A brief, personal historyof the 20th century

January 5, 2001

As we leap forthwith into the 21st century, we find ourselves where everybody thought we were a year ago. Remember? Everyone thought 2000 was 2001, and you couldn't tell anybody anything. I knew the difference because I had Miss Fanny Dunham in the first grade, and she taught me to count, starting from one.

I was born in 1908, the same year this newspaper was founded, but not for the same reason and under different circumstances.

My mother was a Canadian from Prince Edward Island and she married my Yankee father in self- defense, a union I blessed on Oct. 22 at 19 Champney Street in Brighton, a part of Boston. This was, just up the street from the Oak Square car barns, a rendezvous for surface cars on the Brighton-Newton-Watertown run of the Boston Elevated Railway out of Park Street subway station.

Dad was a conductor. So I learned early that in Boston you go upstairs to get a subway car, downstairs to the elevated, and if you go to Summer Street you get off at Winter.

Conveniently, my father got an appointment as a railway postal clerk and we moved to Maine. His new job started at Portland, and Freeport was a handy place to begin a new life. I thus came to meet Miss Dunham, L.L. Bean, and all the other wonderful Freeport folks, including the Stilkey Brothers, who were Democrats. Two in one family was unusual.

At Freeport I caught my first brook trout, dug my first clam, picked my first wild strawberry, milked my first cow, and grew up to enhance the 20th century in good shape.

I think you'll find it's hard to find a person today who remembers his first anything. Didn't you see an airplane before you were old enough to remember it? I saw my first "aeroplane" in 1917, when a biplane flew over promoting war bonds. It was a miracle.

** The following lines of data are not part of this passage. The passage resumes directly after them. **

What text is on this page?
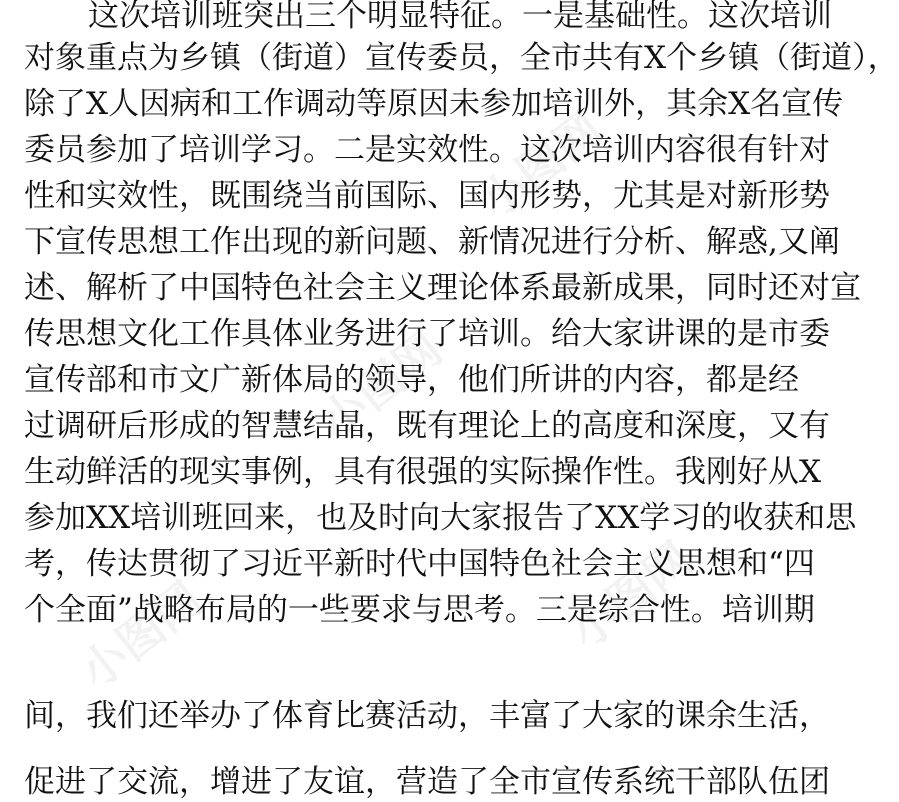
小图网
小图网
小图网
小图网
这次培训班突出三个明显特征。一是基础性。这次培训
对象重点为乡镇（街道）宣传委员，全市共有X个乡镇（街道），
除了X人因病和工作调动等原因未参加培训外，其余X名宣传
委员参加了培训学习。二是实效性。这次培训内容很有针对
性和实效性，既围绕当前国际、国内形势，尤其是对新形势
下宣传思想工作出现的新问题、新情况进行分析、解惑,又阐
述、解析了中国特色社会主义理论体系最新成果，同时还对宣
传思想文化工作具体业务进行了培训。给大家讲课的是市委
宣传部和市文广新体局的领导，他们所讲的内容，都是经
过调研后形成的智慧结晶，既有理论上的高度和深度，又有
生动鲜活的现实事例，具有很强的实际操作性。我刚好从X
参加XX培训班回来，也及时向大家报告了XX学习的收获和思
考，传达贯彻了习近平新时代中国特色社会主义思想和“四
个全面”战略布局的一些要求与思考。三是综合性。培训期
间，我们还举办了体育比赛活动，丰富了大家的课余生活，
促进了交流，增进了友谊，营造了全市宣传系统干部队伍团
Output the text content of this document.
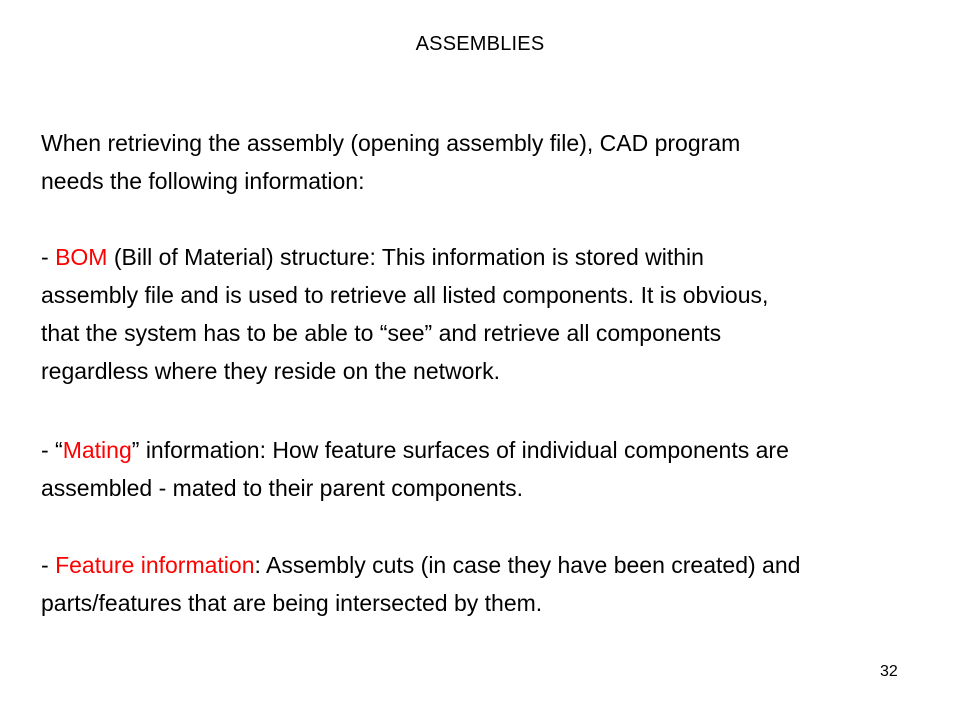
ASSEMBLIES

When retrieving the assembly (opening assembly file), CAD program
needs the following information:

- BOM (Bill of Material) structure: This information is stored within
assembly file and is used to retrieve all listed components. It is obvious,
that the system has to be able to “see” and retrieve all components
regardless where they reside on the network.

- “Mating” information: How feature surfaces of individual components are
assembled - mated to their parent components.

- Feature information: Assembly cuts (in case they have been created) and
parts/features that are being intersected by them.

32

I remember when they strung a wire to my attic room and I had an electric light by pulling a string, eliminating a kerosene lamp. I can remember the day we got an ice chest that didn't take ice; it made ice!

I was there on the first Armistice Day. I recall the Boston police strike. I heard the first bubble of the Teapot Dome scandal; I recall those who said Mussolini was a genius for getting Italy's trains running on time. And I remember that Charlie Lovell took apart a Model T and reassembled it, with a pail of bolts left over.

I had a first pair of L.L. Bean's Maine Hunting Shoe, which cost $3. Mr. Bean told me never to pay more than $3 for a pair of shoes, as the best shoes can be made to sell for that.

Mr. Bean and his brother Ortho were waterfowl sportsmen and would come every fall to pick a pair of mallards from my 4-H Club flock. Live birds were legal to use as decoys, and I was gainfully selling "tollers" at $3 a pair, the same price as hunting shoes. Ortho was inclined to be clumsy, and had a knack for shooting the decoys, so during the duck season L.L. would come back to renew his decoys and usually to say a few words about Ortho's marksmanship. It was a sad business day for me when the law was changed to outlaw live ducks as tollers.

My dad's railway post office went to and from Boston's North Station. During the police strike, which boosted Cal Coolidge toward the White House, Dad came home once with a diamond ring he'd bought from a looter for 50 cents. The man had broken a jeweler's shop window and had a handful.

I was going on 2, in July, when my father and mother took me to meet my grandfather on a farm down in Maine. The trip from Boston was made all the way by trolley car, for Maine was crisscrossed by connecting short electric lines. We had about anything in the 1900s.

BEFORE radio, Art Rogers and I ran bell wire between our houses and rigged a telegraph for Morse code. Next we made our own wireless set and soon had a radio laid out on a board with earphones.

We got KDKA, WGY, the Amrad station, and static from the trolley-car tracks. I remember Gabriel Heater the night he said, "Ah, there's good news tonight," and broke the story that Bruno Hauptmann had been arrested.

Television came next, and people rushed to buy sets before we had broadcasting to watch. I did not attend, but knew about it when MIT unveiled the first computer.

Maybe you don't remember that grocery stores kept horses and wagons and made house-to-house deliveries daily. Every mother loved her children, and twice a week baked them their daily bread. Good milk had lumps in it. To get fresh eggs, folks kept hens, which took care of table scraps. Not every home had a telephone, so when a fire broke out you had to run to the village and pull the bell rope at the hose house. Then Ruel Hanscomb or Roy Marston would come with a pail and a wet broom and put out the fire.

There's more, of course. Things were slower, and when you spent a dollar, you got a dollar's worth. When you went to pay your grocery bill, Mr. Averill would thank you and mean it, and he'd give you a treat. This was perhaps a paper sack with four or five chocolate creams called Montevideos, which had nothing whatever to do with TV. A Montevideo had half a walnut on top.